L’articolo mira ad accostare criticamente le due nozioni di solidarietà caratterizzanti l’UE (e l’UEM, in particolare): la solidarietà fra stati (cristallizzata dai vincoli e agli interventi finalizzati a preservare la stabilità dell’eurozona) e quella tra cittadini europei (iscritta nel divieto di discriminare tra nazionali e non nazionali nell’accesso al welfare). Il nesso è dato dall’esigenza strutturale che, all’interno di un’unione monetaria, la mobilità del lavoro possa contribuire a compensare gli squilibri derivanti da shock asimmetrici. Tale mobilità, indubbiamente accresciutasi con la crisi, non sta trovando quella solidarietà transnazionale necessaria a supportarla, bensì un’ostilità crescente nelle opinioni pubbliche negli stati di immigrazione (Regno Unito e Germania, in testa). Le politiche restrittive nazionali stanno influenzando lo stesso diritto dell’Unione, svelando tutta la fragilità della portata emancipatrice della cittadinanza europea. Se, da un lato, non esistono dati che dimostrino un concreto rischio di sovraccarico dei sistemi di welfare nazionali a causa delle migrazioni intraeuropee, da un altro lato appare sempre più difficile da arginare lo sfruttamento politico dell’insicurezza prodotta dalla globalizzazione anche nei cittadini degli stati più ricchi. Si dimostra, così, che il c.d. ‘modello sociale europeo’, basato sul dovere degli stati di aprire i propri sistemi di welfare ai migranti europei anziché sulla creazione di reti di sicurezza federali, non ha bisogno soltanto che sia rispettata la ‘sostenibilità economica’ dei sistemi nazionali, bensì che sia creata una ‘sostenibilità politica’ di quel modello. Il che evidenzia ulteriormente l’insostenibilità di un progetto di integrazione europea incentrato su competitività tra economie nazionali e autodisciplina fiscale degli stati. Solo la strutturazione di autentiche reti politiche europee capaci di bilanciare le linee di frattura geopolitiche potrà invertire la rotta dell’autodisintegrazione intrapresa dall’UE.
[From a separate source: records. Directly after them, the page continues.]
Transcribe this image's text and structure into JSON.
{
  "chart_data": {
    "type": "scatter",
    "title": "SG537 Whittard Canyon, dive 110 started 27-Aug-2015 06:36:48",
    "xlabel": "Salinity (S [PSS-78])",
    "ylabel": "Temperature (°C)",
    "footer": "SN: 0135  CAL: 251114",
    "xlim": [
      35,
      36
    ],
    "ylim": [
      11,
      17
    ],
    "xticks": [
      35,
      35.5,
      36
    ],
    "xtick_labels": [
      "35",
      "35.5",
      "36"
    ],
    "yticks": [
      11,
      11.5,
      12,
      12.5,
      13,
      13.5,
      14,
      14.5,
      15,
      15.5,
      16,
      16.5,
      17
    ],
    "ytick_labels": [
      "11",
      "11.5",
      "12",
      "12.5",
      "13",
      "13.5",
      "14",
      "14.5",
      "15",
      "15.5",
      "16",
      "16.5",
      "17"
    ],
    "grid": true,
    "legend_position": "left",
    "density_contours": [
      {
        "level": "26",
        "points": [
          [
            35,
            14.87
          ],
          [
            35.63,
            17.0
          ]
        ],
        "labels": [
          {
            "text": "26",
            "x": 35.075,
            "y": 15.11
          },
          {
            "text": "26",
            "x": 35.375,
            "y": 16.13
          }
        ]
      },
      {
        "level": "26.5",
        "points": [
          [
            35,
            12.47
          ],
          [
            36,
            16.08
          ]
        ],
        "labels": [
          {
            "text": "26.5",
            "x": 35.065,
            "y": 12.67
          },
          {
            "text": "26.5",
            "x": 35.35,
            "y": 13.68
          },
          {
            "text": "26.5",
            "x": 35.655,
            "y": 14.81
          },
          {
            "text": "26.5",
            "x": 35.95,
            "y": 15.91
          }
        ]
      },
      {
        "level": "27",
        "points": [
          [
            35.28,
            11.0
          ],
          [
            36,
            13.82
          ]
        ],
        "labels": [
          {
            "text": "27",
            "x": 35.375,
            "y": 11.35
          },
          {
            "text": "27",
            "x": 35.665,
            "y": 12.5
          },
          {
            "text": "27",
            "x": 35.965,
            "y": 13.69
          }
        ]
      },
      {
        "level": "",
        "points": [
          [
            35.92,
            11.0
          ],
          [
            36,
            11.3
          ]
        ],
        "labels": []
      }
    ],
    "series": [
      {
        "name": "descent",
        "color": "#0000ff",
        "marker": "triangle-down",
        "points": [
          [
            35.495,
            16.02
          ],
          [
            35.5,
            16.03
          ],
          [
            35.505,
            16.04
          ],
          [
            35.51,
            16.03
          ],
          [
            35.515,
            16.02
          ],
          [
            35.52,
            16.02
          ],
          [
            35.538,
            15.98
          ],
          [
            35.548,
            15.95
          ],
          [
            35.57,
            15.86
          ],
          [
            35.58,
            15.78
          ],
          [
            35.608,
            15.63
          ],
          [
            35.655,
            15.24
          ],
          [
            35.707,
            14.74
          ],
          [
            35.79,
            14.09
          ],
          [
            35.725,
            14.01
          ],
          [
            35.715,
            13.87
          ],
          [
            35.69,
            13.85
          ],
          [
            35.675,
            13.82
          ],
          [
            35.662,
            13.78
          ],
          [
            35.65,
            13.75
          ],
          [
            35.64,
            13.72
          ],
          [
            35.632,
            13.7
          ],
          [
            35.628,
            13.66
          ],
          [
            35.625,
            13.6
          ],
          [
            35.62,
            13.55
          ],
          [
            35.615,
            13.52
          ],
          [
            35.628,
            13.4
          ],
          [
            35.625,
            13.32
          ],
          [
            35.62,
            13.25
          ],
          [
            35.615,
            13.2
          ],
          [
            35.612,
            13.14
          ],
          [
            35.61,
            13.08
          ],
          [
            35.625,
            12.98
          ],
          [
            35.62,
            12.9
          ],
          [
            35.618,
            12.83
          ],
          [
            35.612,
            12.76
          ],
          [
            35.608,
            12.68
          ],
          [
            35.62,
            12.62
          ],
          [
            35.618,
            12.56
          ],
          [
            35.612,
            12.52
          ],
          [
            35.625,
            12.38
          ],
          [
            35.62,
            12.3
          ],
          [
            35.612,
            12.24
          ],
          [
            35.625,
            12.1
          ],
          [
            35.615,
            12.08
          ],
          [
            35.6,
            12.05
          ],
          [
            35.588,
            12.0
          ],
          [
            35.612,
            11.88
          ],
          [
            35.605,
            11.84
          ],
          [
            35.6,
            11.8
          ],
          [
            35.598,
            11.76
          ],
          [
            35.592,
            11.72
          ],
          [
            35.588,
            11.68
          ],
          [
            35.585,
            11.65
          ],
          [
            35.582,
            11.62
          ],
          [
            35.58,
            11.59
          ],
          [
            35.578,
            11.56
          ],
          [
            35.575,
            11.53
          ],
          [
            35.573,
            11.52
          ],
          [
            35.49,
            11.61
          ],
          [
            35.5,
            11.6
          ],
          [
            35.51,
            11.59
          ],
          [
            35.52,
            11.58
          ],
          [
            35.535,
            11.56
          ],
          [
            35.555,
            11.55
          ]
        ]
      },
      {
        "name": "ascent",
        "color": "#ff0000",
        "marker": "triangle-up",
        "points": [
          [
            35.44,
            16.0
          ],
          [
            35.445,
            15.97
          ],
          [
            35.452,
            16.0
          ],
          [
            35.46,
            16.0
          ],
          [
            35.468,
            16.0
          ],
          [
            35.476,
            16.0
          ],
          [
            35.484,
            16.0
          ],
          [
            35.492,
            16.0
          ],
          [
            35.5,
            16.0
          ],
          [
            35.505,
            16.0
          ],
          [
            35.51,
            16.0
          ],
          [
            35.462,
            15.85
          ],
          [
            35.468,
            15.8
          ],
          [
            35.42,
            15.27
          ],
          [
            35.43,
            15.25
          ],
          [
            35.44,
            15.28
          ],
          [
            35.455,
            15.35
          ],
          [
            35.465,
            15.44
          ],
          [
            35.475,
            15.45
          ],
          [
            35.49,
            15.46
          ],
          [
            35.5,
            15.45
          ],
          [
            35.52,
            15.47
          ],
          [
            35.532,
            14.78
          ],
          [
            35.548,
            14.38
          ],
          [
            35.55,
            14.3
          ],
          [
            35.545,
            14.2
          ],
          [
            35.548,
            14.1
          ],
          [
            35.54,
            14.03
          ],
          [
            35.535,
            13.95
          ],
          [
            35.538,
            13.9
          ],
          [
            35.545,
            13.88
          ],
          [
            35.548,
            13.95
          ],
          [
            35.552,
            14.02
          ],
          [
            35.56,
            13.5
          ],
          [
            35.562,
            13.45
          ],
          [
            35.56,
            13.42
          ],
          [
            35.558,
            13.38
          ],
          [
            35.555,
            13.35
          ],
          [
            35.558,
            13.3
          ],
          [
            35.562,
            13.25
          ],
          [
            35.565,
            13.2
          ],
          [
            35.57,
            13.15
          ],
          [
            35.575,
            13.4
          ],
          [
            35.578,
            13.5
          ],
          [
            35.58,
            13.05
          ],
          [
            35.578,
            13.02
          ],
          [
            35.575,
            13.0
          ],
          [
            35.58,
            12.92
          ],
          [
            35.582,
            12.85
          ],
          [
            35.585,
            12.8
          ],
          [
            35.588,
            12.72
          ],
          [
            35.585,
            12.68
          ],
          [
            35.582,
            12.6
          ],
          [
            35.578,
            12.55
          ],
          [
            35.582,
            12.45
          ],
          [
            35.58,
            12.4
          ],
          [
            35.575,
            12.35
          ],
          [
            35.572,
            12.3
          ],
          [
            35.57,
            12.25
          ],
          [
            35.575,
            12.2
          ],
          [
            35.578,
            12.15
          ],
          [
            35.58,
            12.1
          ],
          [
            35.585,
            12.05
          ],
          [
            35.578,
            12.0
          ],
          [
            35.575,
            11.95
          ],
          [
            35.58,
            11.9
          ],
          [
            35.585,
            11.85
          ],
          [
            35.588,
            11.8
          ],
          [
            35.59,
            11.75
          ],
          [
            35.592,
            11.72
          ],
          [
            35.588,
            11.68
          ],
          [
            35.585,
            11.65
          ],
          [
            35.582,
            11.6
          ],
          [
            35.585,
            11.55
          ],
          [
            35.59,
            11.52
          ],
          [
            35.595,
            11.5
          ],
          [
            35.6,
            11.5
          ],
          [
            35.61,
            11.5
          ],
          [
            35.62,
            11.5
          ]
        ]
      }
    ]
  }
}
Unione europea e conflitti tra solidarietà

GUAZZAROTTI, Andrea
2016

Abstract

Aim of this article is to critically analyse and compare two notions of solidarity which contribute to shape the EU (and the EMU) institutional framework: solidarity among Member States (fiscal discipline and financial assistance adopted under strict conditionality in order to safeguard the financial stability of the Eurozone) and solidarity among European citizens (access to national welfare systems granted to migrant workers and other categories of persons). If Member States solidarity is clearly connected with the long-term sustainability of the integration project, solidarity among Europeans can be also intended as a strategical tool to counterbalance asymmetrical shocks in a monetary union. While the economic crisis has clearly increased intra-EU mobility, the political reaction to that mobility showed by national governments and by electorates in host States are witnessing a critical lack of transnational solidarity. Hostility towards European immigrants perceived as ‘welfare tourists’ are influencing EU institutions, inspiring, among else, restrictive judgments of the Court of Justice on the access to national welfare by non-national EU citizens. Political exploitation of public fears from disruptive mass-migration is more and more difficult to stop. The ‘European social model’, based on the duty of each Member State to open its own welfare system to ‘strangers’ coming from the EU as opposed to a system of federal transfers, is showing its limits: as the fear for the implosion of national welfare systems under the pressure of intra-EU migrations are not supported by any statistical figure, more than the ‘economic sustainability’ of mobility (inscribed in the Directive 2004/38), Europe need to build the ‘political sustainability’ of its social model. However, the ‘competitive’ model inscribed in the architecture of the Eurozone, based on competition among national economies and selfdiscipline of national fiscal policies, does not help to build such a ‘political sustainability’ of transnational solidarity, which needs European networks of national political parties and trade unions. Only with an effective federation of those collective entities and the transformation of national into European politics that will follow, we will obtain the antidote to the geopolitical cleavages which are disintegrating the EU.